Hypereosinophilic vasculitis typically requires long-term treatment. Steroid therapy can lead to a rapid resolution of acute symptoms and maybe a life-saving intervention. The British Society of Rheumatology recommends the use of glucocorticoids in combination with intravenous pulse cyclophosphamide or rituximab to achieve disease remission in ANCA-associated vasculitis. Maintenance therapy is then recommended using azathioprine or methotrexate [11]. If patients are unable to tolerate or do not respond well to azathioprine or methotrexate, alternative options such as mycophenolate mofetil or leflunomide may be considered. Rituximab can also be utilized for maintenance treatment. The European League Against Rheumatism (EULAR), in collaboration with the European Renal Association and the European Vasculitis Society, suggests the consideration of plasma exchange for patients with rapidly progressive renal failure or pulmonary hemorrhage in newly diagnosed ANCA-associated vasculitis [12]. The presence of ANCA positivity can be identified in approximately 30–40% of individuals diagnosed with eosinophilic polyangiitis [13]. The presence or absence of ANCA can carry prognostic implications, with ANCA-negative individuals potentially experiencing poorer survival outcomes, likely due to a higher incidence of cardiac involvement [14].

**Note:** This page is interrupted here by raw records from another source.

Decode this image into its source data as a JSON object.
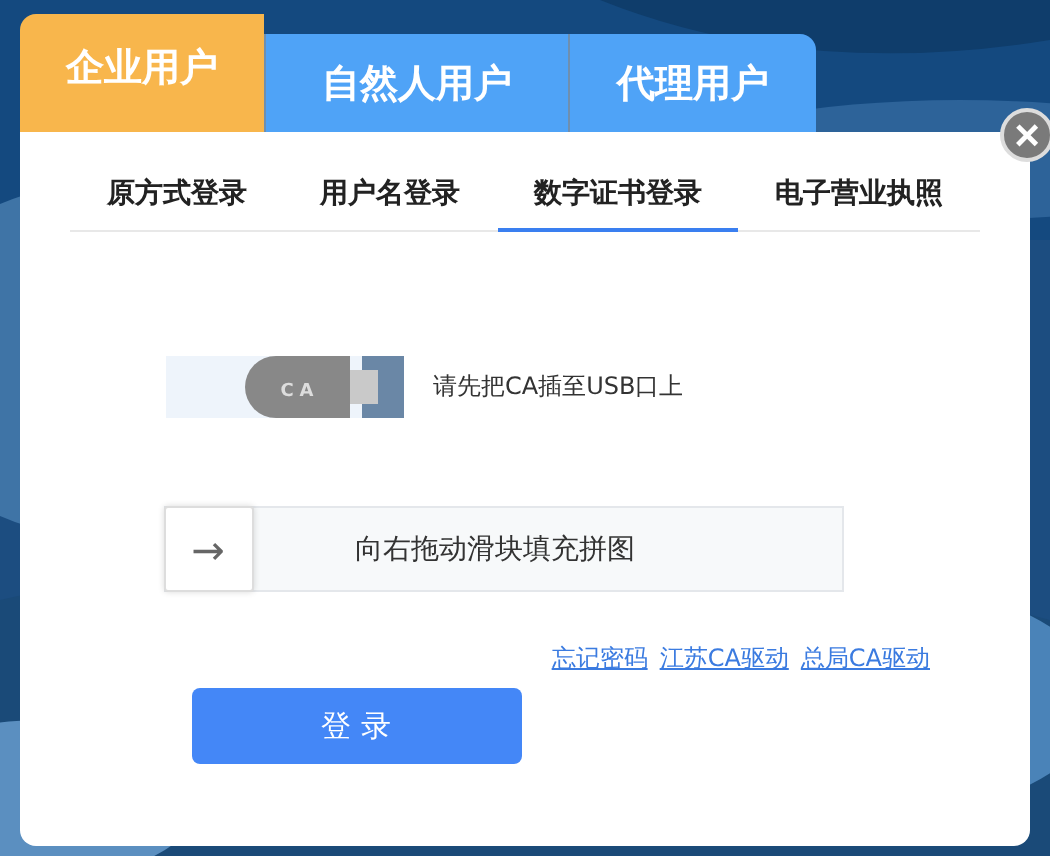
{
  "user_tabs": [
    {
      "label": "企业用户",
      "selected": true
    },
    {
      "label": "自然人用户",
      "selected": false
    },
    {
      "label": "代理用户",
      "selected": false
    }
  ],
  "close": {
    "label": "×"
  },
  "login_tabs": [
    {
      "label": "原方式登录",
      "selected": false
    },
    {
      "label": "用户名登录",
      "selected": false
    },
    {
      "label": "数字证书登录",
      "selected": true
    },
    {
      "label": "电子营业执照",
      "selected": false
    }
  ],
  "ca": {
    "badge": "CA",
    "hint": "请先把CA插至USB口上"
  },
  "slider": {
    "arrow": "→",
    "text": "向右拖动滑块填充拼图",
    "level": 0
  },
  "links": [
    "忘记密码",
    "江苏CA驱动",
    "总局CA驱动"
  ],
  "login_button": "登 录"
}
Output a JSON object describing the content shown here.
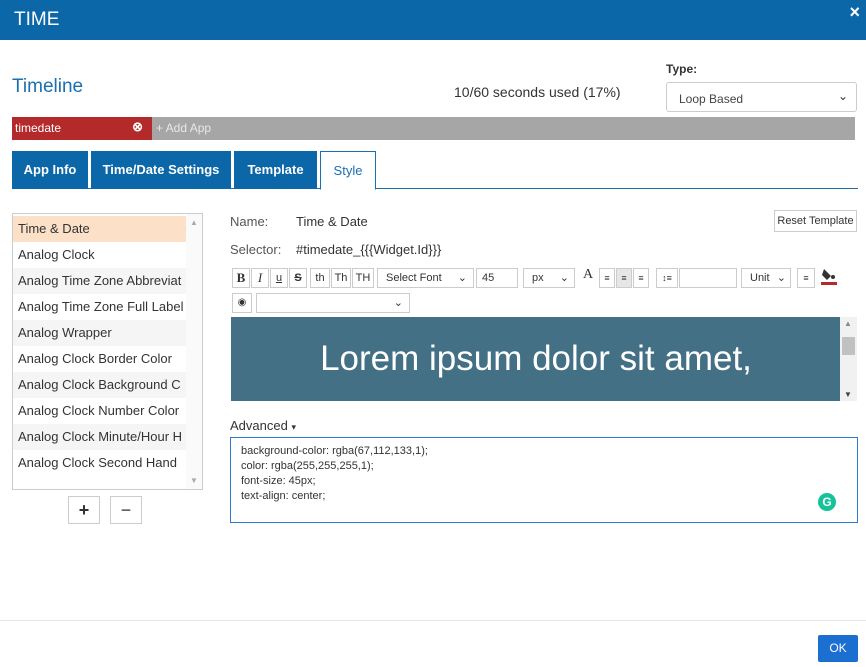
{
  "dialog": {
    "title": "TIME",
    "close_icon": "×"
  },
  "timeline": {
    "label": "Timeline",
    "seconds_used": "10/60 seconds used (17%)"
  },
  "type": {
    "label": "Type:",
    "selected": "Loop Based"
  },
  "apps": {
    "tag_name": "timedate",
    "add_label": "+ Add App"
  },
  "tabs": [
    {
      "label": "App Info"
    },
    {
      "label": "Time/Date Settings"
    },
    {
      "label": "Template"
    },
    {
      "label": "Style"
    }
  ],
  "style_list": [
    "Time & Date",
    "Analog Clock",
    "Analog Time Zone Abbreviat",
    "Analog Time Zone Full Label",
    "Analog Wrapper",
    "Analog Clock Border Color",
    "Analog Clock Background C",
    "Analog Clock Number Color",
    "Analog Clock Minute/Hour H",
    "Analog Clock Second Hand"
  ],
  "list_buttons": {
    "add": "+",
    "remove": "−"
  },
  "detail": {
    "name_label": "Name:",
    "name_value": "Time & Date",
    "selector_label": "Selector:",
    "selector_value": "#timedate_{{{Widget.Id}}}",
    "reset_label": "Reset Template"
  },
  "toolbar": {
    "bold": "B",
    "italic": "I",
    "underline": "u",
    "strike": "S",
    "th1": "th",
    "th2": "Th",
    "th3": "TH",
    "font_select": "Select Font",
    "font_size": "45",
    "unit_px": "px",
    "unit_select": "Unit"
  },
  "preview": {
    "text": "Lorem ipsum dolor sit amet,",
    "bg_color": "#437085"
  },
  "advanced": {
    "label": "Advanced",
    "lines": [
      "background-color: rgba(67,112,133,1);",
      "color: rgba(255,255,255,1);",
      "font-size: 45px;",
      "text-align: center;"
    ]
  },
  "footer": {
    "ok_label": "OK"
  },
  "colors": {
    "header": "#0b67a8",
    "tag": "#b42a2a",
    "selected_item": "#fde0c8"
  }
}
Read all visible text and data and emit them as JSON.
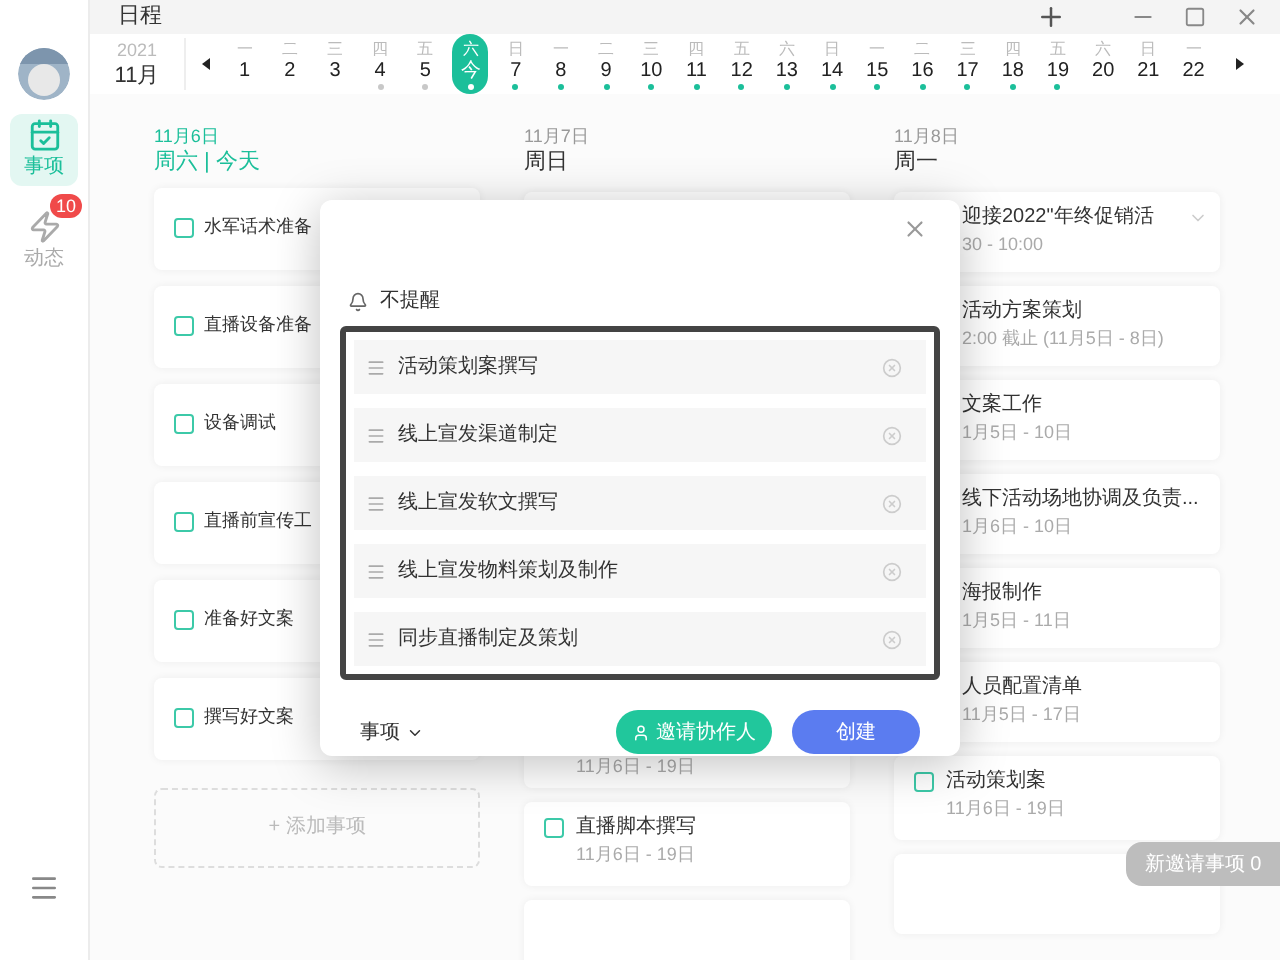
{
  "window": {
    "title": "日程"
  },
  "sidebar": {
    "items": [
      {
        "label": "事项",
        "selected": true
      },
      {
        "label": "动态",
        "selected": false,
        "badge": "10"
      }
    ]
  },
  "date_strip": {
    "year": "2021",
    "month": "11月",
    "days": [
      {
        "weekday": "一",
        "day": "1",
        "selected": false
      },
      {
        "weekday": "二",
        "day": "2",
        "selected": false
      },
      {
        "weekday": "三",
        "day": "3",
        "selected": false
      },
      {
        "weekday": "四",
        "day": "4",
        "selected": false,
        "color": "#c8c8c8"
      },
      {
        "weekday": "五",
        "day": "5",
        "selected": false,
        "color": "#c8c8c8"
      },
      {
        "weekday": "六",
        "day": "今",
        "selected": true,
        "color": "#ffffff"
      },
      {
        "weekday": "日",
        "day": "7",
        "selected": false,
        "color": "#1bbf9a"
      },
      {
        "weekday": "一",
        "day": "8",
        "selected": false,
        "color": "#1bbf9a"
      },
      {
        "weekday": "二",
        "day": "9",
        "selected": false,
        "color": "#1bbf9a"
      },
      {
        "weekday": "三",
        "day": "10",
        "selected": false,
        "color": "#1bbf9a"
      },
      {
        "weekday": "四",
        "day": "11",
        "selected": false,
        "color": "#1bbf9a"
      },
      {
        "weekday": "五",
        "day": "12",
        "selected": false,
        "color": "#1bbf9a"
      },
      {
        "weekday": "六",
        "day": "13",
        "selected": false,
        "color": "#1bbf9a"
      },
      {
        "weekday": "日",
        "day": "14",
        "selected": false,
        "color": "#1bbf9a"
      },
      {
        "weekday": "一",
        "day": "15",
        "selected": false,
        "color": "#1bbf9a"
      },
      {
        "weekday": "二",
        "day": "16",
        "selected": false,
        "color": "#1bbf9a"
      },
      {
        "weekday": "三",
        "day": "17",
        "selected": false,
        "color": "#1bbf9a"
      },
      {
        "weekday": "四",
        "day": "18",
        "selected": false,
        "color": "#1bbf9a"
      },
      {
        "weekday": "五",
        "day": "19",
        "selected": false,
        "color": "#1bbf9a"
      },
      {
        "weekday": "六",
        "day": "20",
        "selected": false
      },
      {
        "weekday": "日",
        "day": "21",
        "selected": false
      },
      {
        "weekday": "一",
        "day": "22",
        "selected": false
      }
    ]
  },
  "columns": [
    {
      "date": "11月6日",
      "title": "周六 | 今天",
      "today": true,
      "items": [
        {
          "title": "水军话术准备",
          "checked": false
        },
        {
          "title": "直播设备准备",
          "checked": false
        },
        {
          "title": "设备调试",
          "checked": false
        },
        {
          "title": "直播前宣传工",
          "checked": false
        },
        {
          "title": "准备好文案",
          "checked": false
        },
        {
          "title": "撰写好文案",
          "checked": false
        }
      ],
      "add_label": "+ 添加事项"
    },
    {
      "date": "11月7日",
      "title": "周日",
      "today": false,
      "items": [
        {
          "kind": "covered",
          "subtitle": "11月6日 - 19日"
        },
        {
          "kind": "task",
          "title": "直播脚本撰写",
          "subtitle": "11月6日 - 19日",
          "checked": false
        },
        {
          "kind": "empty"
        }
      ]
    },
    {
      "date": "11月8日",
      "title": "周一",
      "today": false,
      "items": [
        {
          "kind": "partial",
          "title": "迎接2022\"年终促销活",
          "subtitle": "30 - 10:00",
          "expandable": true
        },
        {
          "kind": "partial",
          "title": "活动方案策划",
          "subtitle": "2:00 截止 (11月5日 - 8日)"
        },
        {
          "kind": "partial",
          "title": "文案工作",
          "subtitle": "1月5日 - 10日"
        },
        {
          "kind": "partial",
          "title": "线下活动场地协调及负责...",
          "subtitle": "1月6日 - 10日"
        },
        {
          "kind": "partial",
          "title": "海报制作",
          "subtitle": "1月5日 - 11日"
        },
        {
          "kind": "partial",
          "title": "人员配置清单",
          "subtitle": "11月5日 - 17日"
        },
        {
          "kind": "task",
          "title": "活动策划案",
          "subtitle": "11月6日 - 19日",
          "checked": false
        },
        {
          "kind": "empty"
        }
      ]
    }
  ],
  "dialog": {
    "reminder": "不提醒",
    "subtasks": [
      "活动策划案撰写",
      "线上宣发渠道制定",
      "线上宣发软文撰写",
      "线上宣发物料策划及制作",
      "同步直播制定及策划"
    ],
    "type_label": "事项",
    "invite_button": "邀请协作人",
    "create_button": "创建"
  },
  "toast": "新邀请事项 0"
}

However, ANCA-negative vasculitis is not specifically mentioned in these guidelines, indicating a lack of high-quality evidence, and most recommendations are based on expert opinions. Monitoring peripheral blood eosinophilia is a reasonable approach for monitoring these patients, although there is no clear correlation between eosinophil count and organ damage. Therefore, the patient’s response and symptoms remain the primary factors guiding decision-making until more specific and accurate markers of disease activity are introduced. In this case, the stable decrease of the absolute eosinophil could indicate a good response (Table 1).

Conclusions

Eosinophilic vasculitis is an uncommon manifestation of hypereosinophilic syndromes and can be associated with thrombosis in both the arteries and veins. Our case study contributed information on this rare presentation and demonstrated the effectiveness of corticosteroid treatment.

Limitation

The main limitation in this case is that the investigation of potential causes still remained incomplete due to the lack of skin biopsy confirmation. Besides, the genetic and Immunophenoty** tests to diagnose lymphocytic HES (L-HES) have not been done. This requires long-term follow-up for T-cell lymphoma.